Earlier this month, the FCPA Blog published a post by Billy Jacobson about new Department of Justice (DOJ) policies regarding communications made via messaging apps and devices. He said he believed these policies “could threaten the more important, every day work being done by compliance departments.”
My post today is meant to cordially counter that argument, with the disclaimer that I work for a regulatory technology business that helps businesses archive, report on, and supervise such communications.
Compliance departments are well-poised to handle the challenge about which Mr. Jacobson speaks, and it’s totally within their competency and wheelhouse to do so, considering their closely related responsibilities, the assistance they can and should receive from colleagues and regulatory technology, and the nature of the skill sets compliance officers possess today.
According to digital consultancy Kepios’ January 2023 data report, 59.4 percent of the population of the planet uses social networking platforms regularly — 4.76 billion people. And the number of users is growing at an annualized rate of three percent.
All of which means the way we communicate with each other, including the way we do business, has changed completely, and the compliance and risk departments of businesses — as well as regulatory and law enforcement entities themselves — must evolve with these changes.
The decision to adopt and use any new technology to transact business and certainly to communicate about such transactions has always needed a proper analysis of the compliance risk.
The Securities and Exchange Commission and Financial Industry Regulatory Authority have been addressing these issues for years (see here and here, the latter one having been amended last year with a compliance date of May 3), making any emphasis on a need to monitor communications associated with messaging apps an extension of regulated entities’ risk-monitoring and reporting obligations.
At the DOJ, an agency that has been quite vocal about its cooperation credit regime and how to earn such credit in seeking a declination, it is logical that a demonstrated effort on a business’s part to preserve and produce evidence would be a feature of its revised Evaluation of Corporate Compliance Programs (ECCP).
In referring to the DOJ’s updated ECCP, the DOJ’s Criminal Division Chief Kenneth Polite (a former chief compliance officer) has said that chief compliance officers are well-suited to explain how compliance programs have been tested and adapted to meet the challenges of ever-changing risk, noting that doing so within investigations enables the compliance team to showcase its ownership of the compliance program.

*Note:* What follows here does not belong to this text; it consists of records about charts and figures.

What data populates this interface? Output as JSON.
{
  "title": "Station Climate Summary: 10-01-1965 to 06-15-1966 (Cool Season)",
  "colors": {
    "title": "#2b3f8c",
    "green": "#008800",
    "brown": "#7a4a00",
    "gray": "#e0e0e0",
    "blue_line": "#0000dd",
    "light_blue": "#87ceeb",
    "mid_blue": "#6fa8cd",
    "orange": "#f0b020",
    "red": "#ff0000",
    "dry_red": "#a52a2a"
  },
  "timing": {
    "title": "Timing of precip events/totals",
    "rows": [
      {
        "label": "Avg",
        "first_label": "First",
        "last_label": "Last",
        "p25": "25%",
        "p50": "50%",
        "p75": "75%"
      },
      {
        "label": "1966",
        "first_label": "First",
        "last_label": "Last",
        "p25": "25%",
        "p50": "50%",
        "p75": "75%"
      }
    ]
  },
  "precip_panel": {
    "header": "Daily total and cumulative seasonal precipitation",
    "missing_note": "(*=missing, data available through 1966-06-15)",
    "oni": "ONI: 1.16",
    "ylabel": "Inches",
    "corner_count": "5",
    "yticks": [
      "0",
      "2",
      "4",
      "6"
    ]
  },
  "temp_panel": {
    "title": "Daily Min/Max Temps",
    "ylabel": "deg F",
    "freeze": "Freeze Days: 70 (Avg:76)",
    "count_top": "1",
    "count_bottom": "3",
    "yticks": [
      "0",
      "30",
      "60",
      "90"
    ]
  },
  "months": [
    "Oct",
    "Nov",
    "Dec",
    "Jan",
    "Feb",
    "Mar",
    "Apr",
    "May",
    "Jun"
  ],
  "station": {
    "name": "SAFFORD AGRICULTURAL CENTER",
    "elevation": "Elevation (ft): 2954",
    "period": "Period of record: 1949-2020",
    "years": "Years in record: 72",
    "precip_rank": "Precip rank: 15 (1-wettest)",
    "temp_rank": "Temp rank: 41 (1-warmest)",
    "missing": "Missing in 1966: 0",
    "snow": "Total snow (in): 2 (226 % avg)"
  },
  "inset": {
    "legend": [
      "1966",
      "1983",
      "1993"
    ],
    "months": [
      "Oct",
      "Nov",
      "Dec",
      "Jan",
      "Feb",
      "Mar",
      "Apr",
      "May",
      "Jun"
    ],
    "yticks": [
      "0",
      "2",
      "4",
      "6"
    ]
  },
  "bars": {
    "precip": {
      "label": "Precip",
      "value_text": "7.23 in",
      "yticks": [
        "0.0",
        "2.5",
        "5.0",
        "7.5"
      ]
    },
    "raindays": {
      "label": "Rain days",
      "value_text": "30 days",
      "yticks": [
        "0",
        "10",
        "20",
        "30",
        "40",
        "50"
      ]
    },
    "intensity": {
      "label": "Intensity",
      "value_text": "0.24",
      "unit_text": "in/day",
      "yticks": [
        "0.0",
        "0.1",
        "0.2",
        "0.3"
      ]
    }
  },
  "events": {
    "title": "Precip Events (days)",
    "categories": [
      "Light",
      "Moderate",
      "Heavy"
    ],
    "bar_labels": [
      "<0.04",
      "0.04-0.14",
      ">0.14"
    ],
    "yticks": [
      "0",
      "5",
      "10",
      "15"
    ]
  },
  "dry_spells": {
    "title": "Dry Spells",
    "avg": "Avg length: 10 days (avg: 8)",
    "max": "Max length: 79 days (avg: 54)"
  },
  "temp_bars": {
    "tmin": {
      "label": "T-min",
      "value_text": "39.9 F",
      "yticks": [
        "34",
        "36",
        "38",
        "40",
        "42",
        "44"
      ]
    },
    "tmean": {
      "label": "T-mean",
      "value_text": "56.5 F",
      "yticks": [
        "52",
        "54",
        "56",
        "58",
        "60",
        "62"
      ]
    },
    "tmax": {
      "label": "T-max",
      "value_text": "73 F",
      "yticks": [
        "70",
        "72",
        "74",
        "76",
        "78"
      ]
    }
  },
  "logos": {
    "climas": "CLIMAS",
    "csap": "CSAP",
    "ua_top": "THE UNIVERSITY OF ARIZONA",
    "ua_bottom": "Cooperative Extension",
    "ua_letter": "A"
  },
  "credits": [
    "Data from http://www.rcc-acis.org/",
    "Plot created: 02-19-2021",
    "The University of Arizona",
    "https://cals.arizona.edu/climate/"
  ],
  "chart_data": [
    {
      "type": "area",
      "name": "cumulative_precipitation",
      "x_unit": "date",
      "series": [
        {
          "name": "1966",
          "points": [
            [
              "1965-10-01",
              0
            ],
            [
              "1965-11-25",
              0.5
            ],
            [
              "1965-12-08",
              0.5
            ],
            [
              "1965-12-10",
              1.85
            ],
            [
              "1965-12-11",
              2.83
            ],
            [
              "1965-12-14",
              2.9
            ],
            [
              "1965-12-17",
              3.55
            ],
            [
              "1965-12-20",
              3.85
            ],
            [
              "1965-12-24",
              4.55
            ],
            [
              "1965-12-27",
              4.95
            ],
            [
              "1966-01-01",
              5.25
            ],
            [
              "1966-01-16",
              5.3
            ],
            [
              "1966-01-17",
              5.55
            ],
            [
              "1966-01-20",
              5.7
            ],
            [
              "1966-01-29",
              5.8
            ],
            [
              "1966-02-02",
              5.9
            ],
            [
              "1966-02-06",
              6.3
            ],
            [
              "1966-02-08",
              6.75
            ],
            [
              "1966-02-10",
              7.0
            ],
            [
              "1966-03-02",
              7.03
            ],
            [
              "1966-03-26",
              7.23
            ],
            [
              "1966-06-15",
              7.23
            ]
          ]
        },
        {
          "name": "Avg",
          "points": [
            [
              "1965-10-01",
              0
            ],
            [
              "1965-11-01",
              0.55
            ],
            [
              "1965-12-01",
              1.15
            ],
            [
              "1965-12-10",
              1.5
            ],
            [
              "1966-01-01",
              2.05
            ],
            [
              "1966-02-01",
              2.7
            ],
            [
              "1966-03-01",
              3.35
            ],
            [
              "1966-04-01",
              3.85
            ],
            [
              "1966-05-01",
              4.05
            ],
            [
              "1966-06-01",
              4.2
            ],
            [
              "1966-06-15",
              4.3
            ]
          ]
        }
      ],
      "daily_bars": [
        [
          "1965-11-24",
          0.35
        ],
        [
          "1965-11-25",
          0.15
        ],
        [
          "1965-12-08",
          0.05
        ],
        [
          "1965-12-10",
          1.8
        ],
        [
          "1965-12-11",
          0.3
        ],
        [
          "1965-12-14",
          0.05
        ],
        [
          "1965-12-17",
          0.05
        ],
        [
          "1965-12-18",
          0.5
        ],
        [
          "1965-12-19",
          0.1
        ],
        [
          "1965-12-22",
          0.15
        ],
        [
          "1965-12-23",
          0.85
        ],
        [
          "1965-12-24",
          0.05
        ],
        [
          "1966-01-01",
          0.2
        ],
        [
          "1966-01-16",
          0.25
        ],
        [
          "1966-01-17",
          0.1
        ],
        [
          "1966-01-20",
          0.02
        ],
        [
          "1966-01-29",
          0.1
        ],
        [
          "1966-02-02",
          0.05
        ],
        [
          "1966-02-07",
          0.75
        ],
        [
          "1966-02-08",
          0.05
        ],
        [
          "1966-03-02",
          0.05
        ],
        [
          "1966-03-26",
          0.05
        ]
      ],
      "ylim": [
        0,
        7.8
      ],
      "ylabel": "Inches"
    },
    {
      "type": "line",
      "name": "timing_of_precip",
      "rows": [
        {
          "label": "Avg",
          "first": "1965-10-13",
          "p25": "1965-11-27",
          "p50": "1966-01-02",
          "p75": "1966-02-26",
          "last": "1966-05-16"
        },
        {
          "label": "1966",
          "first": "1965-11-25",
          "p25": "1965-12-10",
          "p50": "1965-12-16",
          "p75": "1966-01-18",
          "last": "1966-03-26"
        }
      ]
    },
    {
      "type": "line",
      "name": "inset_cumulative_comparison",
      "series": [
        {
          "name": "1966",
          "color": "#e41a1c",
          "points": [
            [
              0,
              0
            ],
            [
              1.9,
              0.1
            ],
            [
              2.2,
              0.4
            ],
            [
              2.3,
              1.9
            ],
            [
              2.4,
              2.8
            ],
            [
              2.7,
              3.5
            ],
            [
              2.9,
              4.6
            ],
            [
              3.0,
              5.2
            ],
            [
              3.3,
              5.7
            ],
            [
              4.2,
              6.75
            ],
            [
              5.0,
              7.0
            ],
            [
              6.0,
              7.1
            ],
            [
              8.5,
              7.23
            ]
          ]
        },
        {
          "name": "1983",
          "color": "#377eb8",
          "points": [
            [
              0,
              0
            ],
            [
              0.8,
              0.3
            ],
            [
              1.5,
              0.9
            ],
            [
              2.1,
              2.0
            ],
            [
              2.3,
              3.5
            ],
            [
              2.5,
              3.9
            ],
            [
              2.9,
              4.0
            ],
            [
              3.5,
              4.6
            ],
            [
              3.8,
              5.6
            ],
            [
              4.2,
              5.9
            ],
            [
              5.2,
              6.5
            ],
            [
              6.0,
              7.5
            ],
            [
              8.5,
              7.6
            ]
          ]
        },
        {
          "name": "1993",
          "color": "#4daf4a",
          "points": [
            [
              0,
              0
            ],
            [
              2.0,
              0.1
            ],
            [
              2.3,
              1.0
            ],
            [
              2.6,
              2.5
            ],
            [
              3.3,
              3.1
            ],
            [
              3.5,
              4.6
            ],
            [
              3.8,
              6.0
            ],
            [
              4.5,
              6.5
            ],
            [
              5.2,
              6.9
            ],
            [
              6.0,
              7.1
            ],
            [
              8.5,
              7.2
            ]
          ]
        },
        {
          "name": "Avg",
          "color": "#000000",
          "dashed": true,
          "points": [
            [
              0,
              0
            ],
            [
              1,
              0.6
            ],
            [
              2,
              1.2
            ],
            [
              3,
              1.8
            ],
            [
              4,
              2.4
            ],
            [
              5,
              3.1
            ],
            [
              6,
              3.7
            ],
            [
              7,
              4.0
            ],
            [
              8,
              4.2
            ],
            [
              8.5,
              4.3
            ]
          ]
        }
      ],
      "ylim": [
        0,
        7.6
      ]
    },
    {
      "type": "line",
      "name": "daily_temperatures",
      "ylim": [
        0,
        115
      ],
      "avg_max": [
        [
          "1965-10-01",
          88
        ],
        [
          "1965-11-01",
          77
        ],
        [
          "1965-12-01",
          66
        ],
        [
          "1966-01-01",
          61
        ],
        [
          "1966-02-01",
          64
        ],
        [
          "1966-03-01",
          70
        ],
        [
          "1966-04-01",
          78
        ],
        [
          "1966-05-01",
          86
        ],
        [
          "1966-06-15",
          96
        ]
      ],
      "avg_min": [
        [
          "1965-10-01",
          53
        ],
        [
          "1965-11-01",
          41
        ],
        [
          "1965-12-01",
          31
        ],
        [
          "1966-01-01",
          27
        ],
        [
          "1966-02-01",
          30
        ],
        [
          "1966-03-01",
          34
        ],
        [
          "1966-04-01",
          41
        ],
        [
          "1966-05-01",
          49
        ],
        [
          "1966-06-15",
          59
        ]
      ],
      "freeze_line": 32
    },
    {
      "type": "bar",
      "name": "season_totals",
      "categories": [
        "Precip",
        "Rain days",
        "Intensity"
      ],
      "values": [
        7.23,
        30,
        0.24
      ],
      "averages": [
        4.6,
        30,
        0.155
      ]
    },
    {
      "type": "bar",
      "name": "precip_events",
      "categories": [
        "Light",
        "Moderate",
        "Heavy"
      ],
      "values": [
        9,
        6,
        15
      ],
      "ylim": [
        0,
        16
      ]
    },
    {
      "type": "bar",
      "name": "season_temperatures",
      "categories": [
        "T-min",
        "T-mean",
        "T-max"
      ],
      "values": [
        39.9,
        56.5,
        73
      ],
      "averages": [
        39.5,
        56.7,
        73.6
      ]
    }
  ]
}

But he also emphasizes that they should not be operating in this arena alone — nor should this be implied in any of DOJ’s recent policy developments. Polite says “[o]ther senior management should also participate, taking ownership of their role in the compliance program and demonstrating a commitment to compliance.”
That means the compliance officer, along with his or her colleagues in information security, operations, legal, and other areas, will have a role to play. The CCO will not carry the load alone, which is the case whether we are talking about preserving data from messaging apps or other types of data produced by the business.
To that end, there is regulatory technology that can help these professionals monitor, store, produce, and report effectively on communications from a variety of channels – whether you’re talking about email, intranet, social media comms, instant messaging, blogs, video conferencing, or others.
(You knew I’d get to that part of my blog post at some point!)
In sum: Today’s compliance department is already equipped professionally — and can be equipped technologically — to meet yet another challenge in an ever-changing risk landscape.